The Pembina Valley Water Coop (PVWC) continues to be in a critical high water usage situation and officials are concerned about the potential increase in agricultural use next week.
In an updated posted to the Water Co-op's web site, the Morris water treatment plant has now moved into a critical situation as well, and requires a mandatory water reduction for the system. This includes the municipalities of Roland, Morris and Thompson, and the Town of Morris. If a break-down were to occur, the PVWC says the plant would run out of water in 8-10 hours.
Meantime, the Letellier water treatment plant saw minimal decrease in flows since the mandatory water reduction was issued for its service area on Wednesday. According to the PVWC, if a break-down were to occur, the plant would run out of water in 6 hours or less
As well, officials are monitoring the Stephenfield water treatment plant, which is running at near maximum capacity.

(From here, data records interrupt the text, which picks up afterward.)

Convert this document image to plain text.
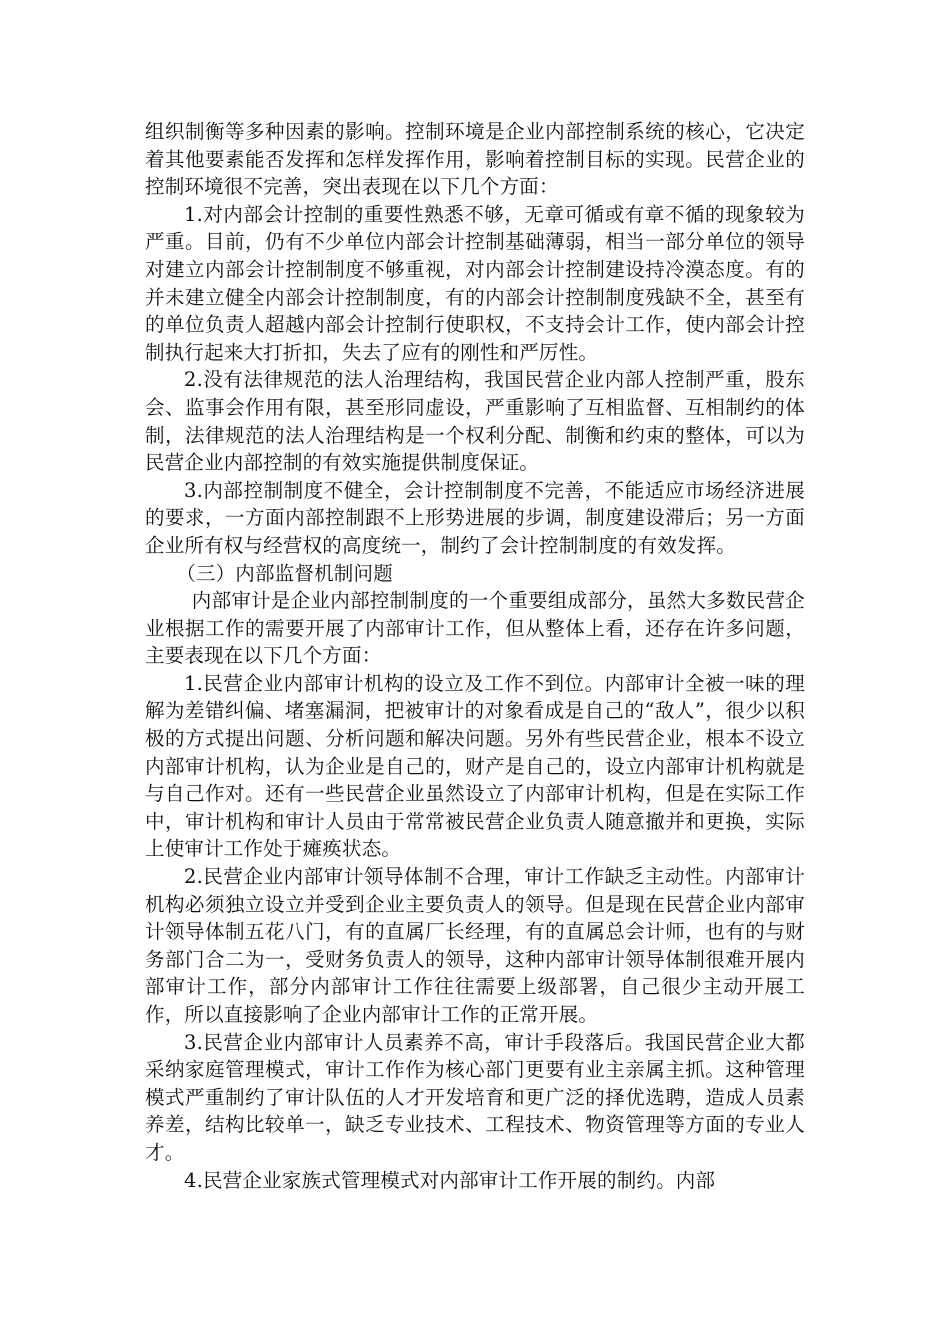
组织制衡等多种因素的影响。控制环境是企业内部控制系统的核心，它决定着其他要素能否发挥和怎样发挥作用，影响着控制目标的实现。民营企业的控制环境很不完善，突出表现在以下几个方面：

1.对内部会计控制的重要性熟悉不够，无章可循或有章不循的现象较为严重。目前，仍有不少单位内部会计控制基础薄弱，相当一部分单位的领导对建立内部会计控制制度不够重视，对内部会计控制建设持冷漠态度。有的并未建立健全内部会计控制制度，有的内部会计控制制度残缺不全，甚至有的单位负责人超越内部会计控制行使职权，不支持会计工作，使内部会计控制执行起来大打折扣，失去了应有的刚性和严厉性。

2.没有法律规范的法人治理结构，我国民营企业内部人控制严重，股东会、监事会作用有限，甚至形同虚设，严重影响了互相监督、互相制约的体制，法律规范的法人治理结构是一个权利分配、制衡和约束的整体，可以为民营企业内部控制的有效实施提供制度保证。

3.内部控制制度不健全，会计控制制度不完善，不能适应市场经济进展的要求，一方面内部控制跟不上形势进展的步调，制度建设滞后；另一方面企业所有权与经营权的高度统一，制约了会计控制制度的有效发挥。

（三）内部监督机制问题

内部审计是企业内部控制制度的一个重要组成部分，虽然大多数民营企业根据工作的需要开展了内部审计工作，但从整体上看，还存在许多问题，主要表现在以下几个方面：

1.民营企业内部审计机构的设立及工作不到位。内部审计全被一味的理解为差错纠偏、堵塞漏洞，把被审计的对象看成是自己的“敌人”，很少以积极的方式提出问题、分析问题和解决问题。另外有些民营企业，根本不设立内部审计机构，认为企业是自己的，财产是自己的，设立内部审计机构就是与自己作对。还有一些民营企业虽然设立了内部审计机构，但是在实际工作中，审计机构和审计人员由于常常被民营企业负责人随意撤并和更换，实际上使审计工作处于瘫痪状态。

2.民营企业内部审计领导体制不合理，审计工作缺乏主动性。内部审计机构必须独立设立并受到企业主要负责人的领导。但是现在民营企业内部审计领导体制五花八门，有的直属厂长经理，有的直属总会计师，也有的与财务部门合二为一，受财务负责人的领导，这种内部审计领导体制很难开展内部审计工作，部分内部审计工作往往需要上级部署，自己很少主动开展工作，所以直接影响了企业内部审计工作的正常开展。

3.民营企业内部审计人员素养不高，审计手段落后。我国民营企业大都采纳家庭管理模式，审计工作作为核心部门更要有业主亲属主抓。这种管理模式严重制约了审计队伍的人才开发培育和更广泛的择优选聘，造成人员素养差，结构比较单一，缺乏专业技术、工程技术、物资管理等方面的专业人才。

4.民营企业家族式管理模式对内部审计工作开展的制约。内部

In a conversation with PembinaValleyOnline, PVWC CEO, Greg Archibald, said this is "becoming a regional issue".
PVWC says it is very sensitive to continuing to supply quality water to our health care facilities in the Southern Health region, and is working with municipalities to identify additional truck fills and other sources of water to support the agricultural and industrial community.
Meantime, R.M. of Morris reeve, Ralph Groening, is pleading with ratepayers to take a hard look at how they conserve water. The Municipality is looking to reduce its overall consumption by 15 per cent in response to the increased demand at the Morris water treatment plant.
"Potable water is there for human-consumption. Adjust your water consumption habits - no filling of pools and be very, very careful in how you use water," said Groening, adding this includes refraining from watering lawns and gardens with potable water.
In addition, Groening says farmers and livestock producers will be required to look for alternative sources of water during this time.